Are Business Cycles Still Relevant in 2026 — Or Is This Time Different?

Every cycle, the same sentence comes back: "This time is different" 

People say business cycles are outdated. That macro doesn’t matter anymore. That central banks, AI, geopolitics — everything changed.

But did it really?

Or are we just at that exact point in the cycle where people always start believing that?

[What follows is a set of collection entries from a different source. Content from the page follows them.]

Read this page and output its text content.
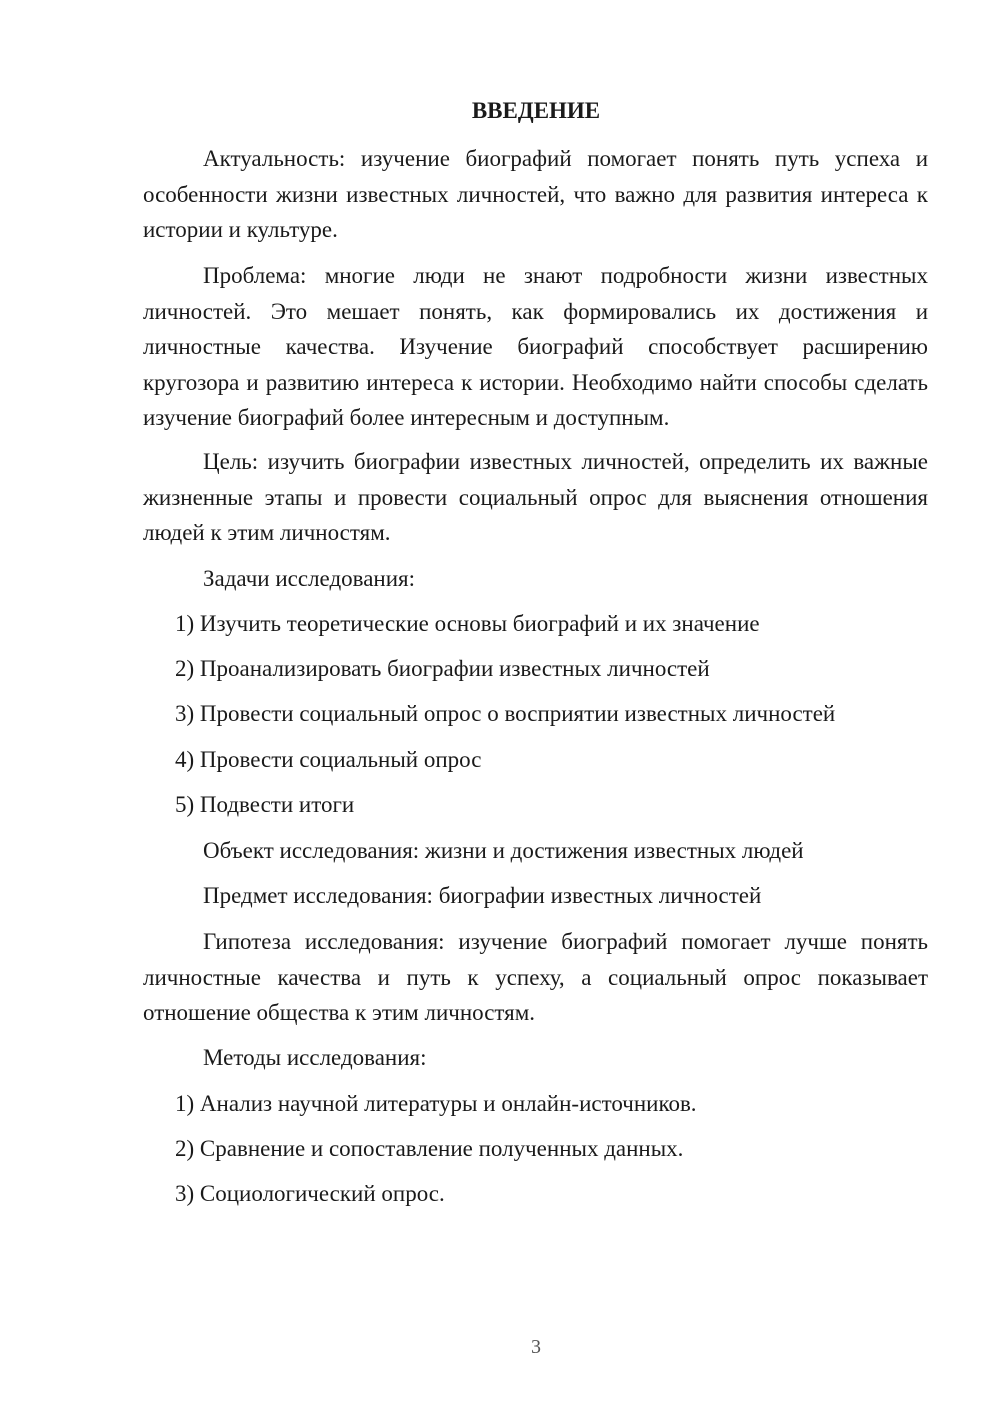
ВВЕДЕНИЕ

Актуальность: изучение биографий помогает понять путь успеха и особенности жизни известных личностей, что важно для развития интереса к истории и культуре.

Проблема: многие люди не знают подробности жизни известных личностей. Это мешает понять, как формировались их достижения и личностные качества. Изучение биографий способствует расширению кругозора и развитию интереса к истории. Необходимо найти способы сделать изучение биографий более интересным и доступным.

Цель: изучить биографии известных личностей, определить их важные жизненные этапы и провести социальный опрос для выяснения отношения людей к этим личностям.

Задачи исследования:

1) Изучить теоретические основы биографий и их значение

2) Проанализировать биографии известных личностей

3) Провести социальный опрос о восприятии известных личностей

4) Провести социальный опрос

5) Подвести итоги

Объект исследования: жизни и достижения известных людей

Предмет исследования: биографии известных личностей

Гипотеза исследования: изучение биографий помогает лучше понять личностные качества и путь к успеху, а социальный опрос показывает отношение общества к этим личностям.

Методы исследования:

1) Анализ научной литературы и онлайн-источников.

2) Сравнение и сопоставление полученных данных.

3) Социологический опрос.

3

Let’s Talk About Where We Are Right Now

If you zoom out and ignore the noise, the structure still looks familiar.

We’ve seen:

  • Strong equity rally

  • Liquidity-driven expansion

  • Speculation returning

  • Sector rotations becoming more aggressive

This doesn’t look like a new paradigm.

This looks like a late-stage bull run.


The First Signal: Metals Went Crazy

Gold, silver, and commodities were the first to move.

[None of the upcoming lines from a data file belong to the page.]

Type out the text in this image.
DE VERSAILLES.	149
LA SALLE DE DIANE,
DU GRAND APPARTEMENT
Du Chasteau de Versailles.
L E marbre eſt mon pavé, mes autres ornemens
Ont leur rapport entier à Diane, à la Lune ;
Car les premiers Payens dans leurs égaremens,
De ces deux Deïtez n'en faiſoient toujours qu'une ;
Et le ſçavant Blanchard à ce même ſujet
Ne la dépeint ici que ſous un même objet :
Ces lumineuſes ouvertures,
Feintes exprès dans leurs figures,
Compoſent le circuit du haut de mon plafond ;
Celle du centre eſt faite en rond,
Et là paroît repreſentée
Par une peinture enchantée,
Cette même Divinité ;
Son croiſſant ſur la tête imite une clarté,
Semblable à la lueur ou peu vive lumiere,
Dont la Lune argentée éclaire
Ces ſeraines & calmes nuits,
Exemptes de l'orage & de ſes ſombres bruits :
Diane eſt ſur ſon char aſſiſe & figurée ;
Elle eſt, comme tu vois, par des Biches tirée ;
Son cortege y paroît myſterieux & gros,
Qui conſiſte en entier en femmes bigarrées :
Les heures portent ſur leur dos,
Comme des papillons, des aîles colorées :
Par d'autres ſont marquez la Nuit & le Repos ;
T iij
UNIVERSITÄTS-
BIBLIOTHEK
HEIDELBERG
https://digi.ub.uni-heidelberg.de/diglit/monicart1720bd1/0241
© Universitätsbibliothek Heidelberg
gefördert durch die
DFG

When Gold and Silver start running aggressively, it usually tells you one thing:

  • Inflation expectations are rising

  • Fear is slowly entering the system

  • Smart money is hedging

At that time, I was asking: "Is this the beginning of a classic business cycle transition?"

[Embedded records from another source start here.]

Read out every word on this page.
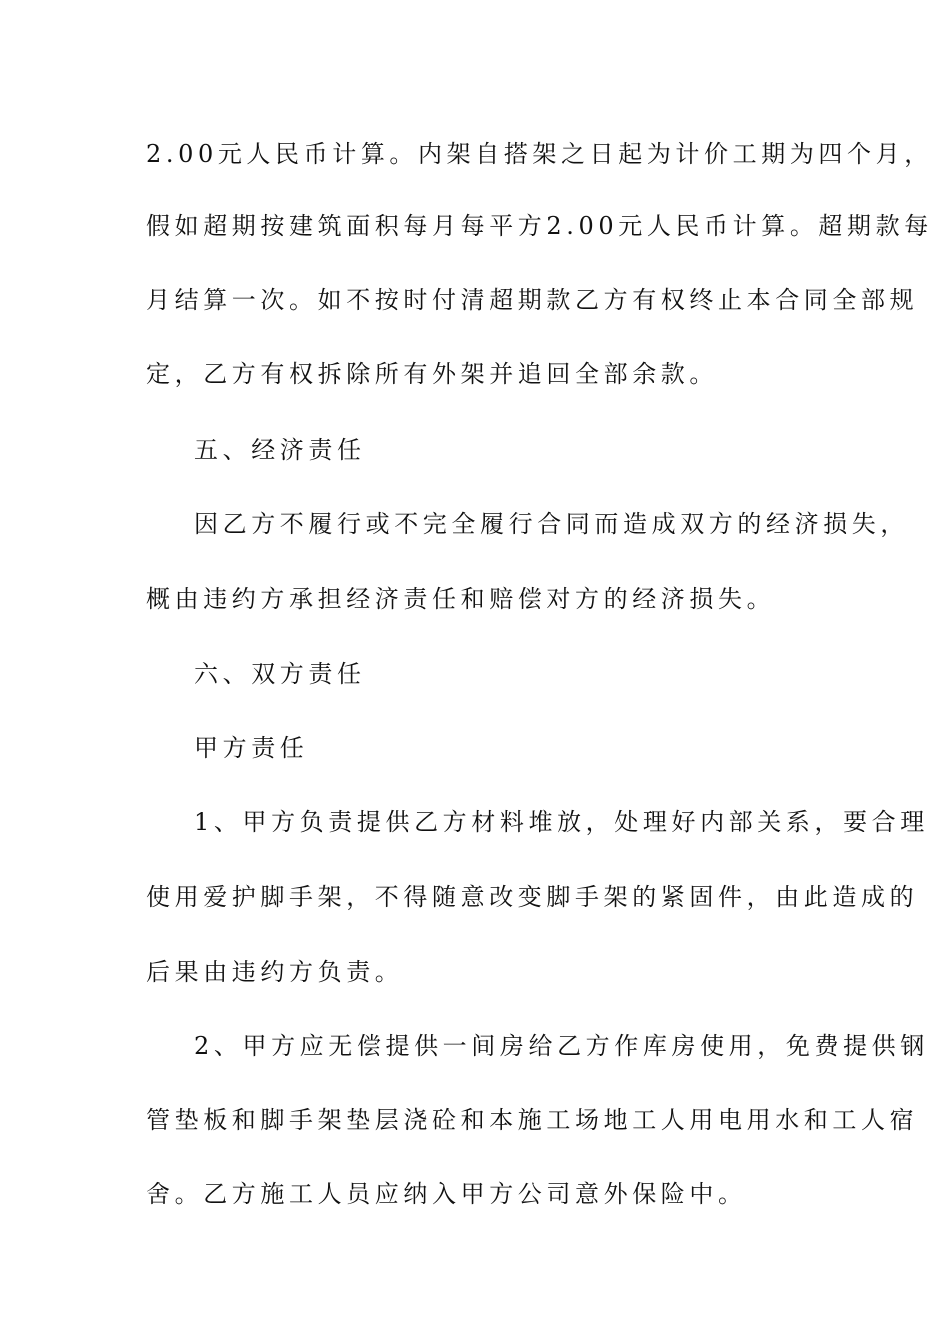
2.00元人民币计算。内架自搭架之日起为计价工期为四个月，
假如超期按建筑面积每月每平方2.00元人民币计算。超期款每
月结算一次。如不按时付清超期款乙方有权终止本合同全部规
定，乙方有权拆除所有外架并追回全部余款。
五、经济责任
因乙方不履行或不完全履行合同而造成双方的经济损失，
概由违约方承担经济责任和赔偿对方的经济损失。
六、双方责任
甲方责任
1、甲方负责提供乙方材料堆放，处理好内部关系，要合理
使用爱护脚手架，不得随意改变脚手架的紧固件，由此造成的
后果由违约方负责。
2、甲方应无偿提供一间房给乙方作库房使用，免费提供钢
管垫板和脚手架垫层浇砼和本施工场地工人用电用水和工人宿
舍。乙方施工人员应纳入甲方公司意外保险中。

Then Came Energy… But With Doubt

Energy is always tricky.

Initially, oil looked weak — and logically:

  • If recession comes → demand drops

  • If demand drops → oil should fall

So the thesis didn’t fully align.

But then everything changed.

2025 Shift: Oil Started Talking

Geopolitics entered the game.

War changes everything.

Suddenly, Crude Oil stopped behaving like a pure economic asset — and started acting like a signal.

"And when oil talks… markets listen."

Oil strength at this stage is important because historically:

  • Late bull markets often see energy outperform

  • It reflects tight conditions + late-cycle inflation pressure

And that’s exactly where we are now.

So What Comes Next?

If the cycle still holds — and I believe it does — then the roadmap is not new.

It’s just uncomfortable.

Late Bull → Transition → Bear Market

The next phase usually looks like this:

  1. Final leg up (euphoria phase)

    • Indices push to new highs

    • Retail participation spikes

    • “Buy every dip” mentality peaks

  2. Rotation into defensive sectors
    Smart money quietly moves into:

    • Consumer staples

    • Healthcare

    These aren’t exciting — but they survive.

  3. Early bear market begins

    • Liquidity tightens

    • Growth slows

    • Narratives break

Defensive Sectors to Watch

When the shift begins, capital typically flows into:

  • Consumer Staples

  • Healthcare

Why?

Because people don’t stop:

  • Buying food

  • Using basic products

  • Needing healthcare

Even in downturns.

My View: One More Push Before the Fall

Personally, I don’t think the top is fully in yet.

We may still get:

  • One more strong leg higher

  • A final wave of optimism

  • Possibly the most convincing rally of the cycle

And that’s exactly what makes it dangerous.

Because after that? - "The transition to a long and strong bear market could begin"

Final Thought

Maybe this time is different.

But until proven otherwise, the market keeps respecting structures that have existed for decades.

Business cycles are not dead.

They just evolve — and disguise themselves better each time.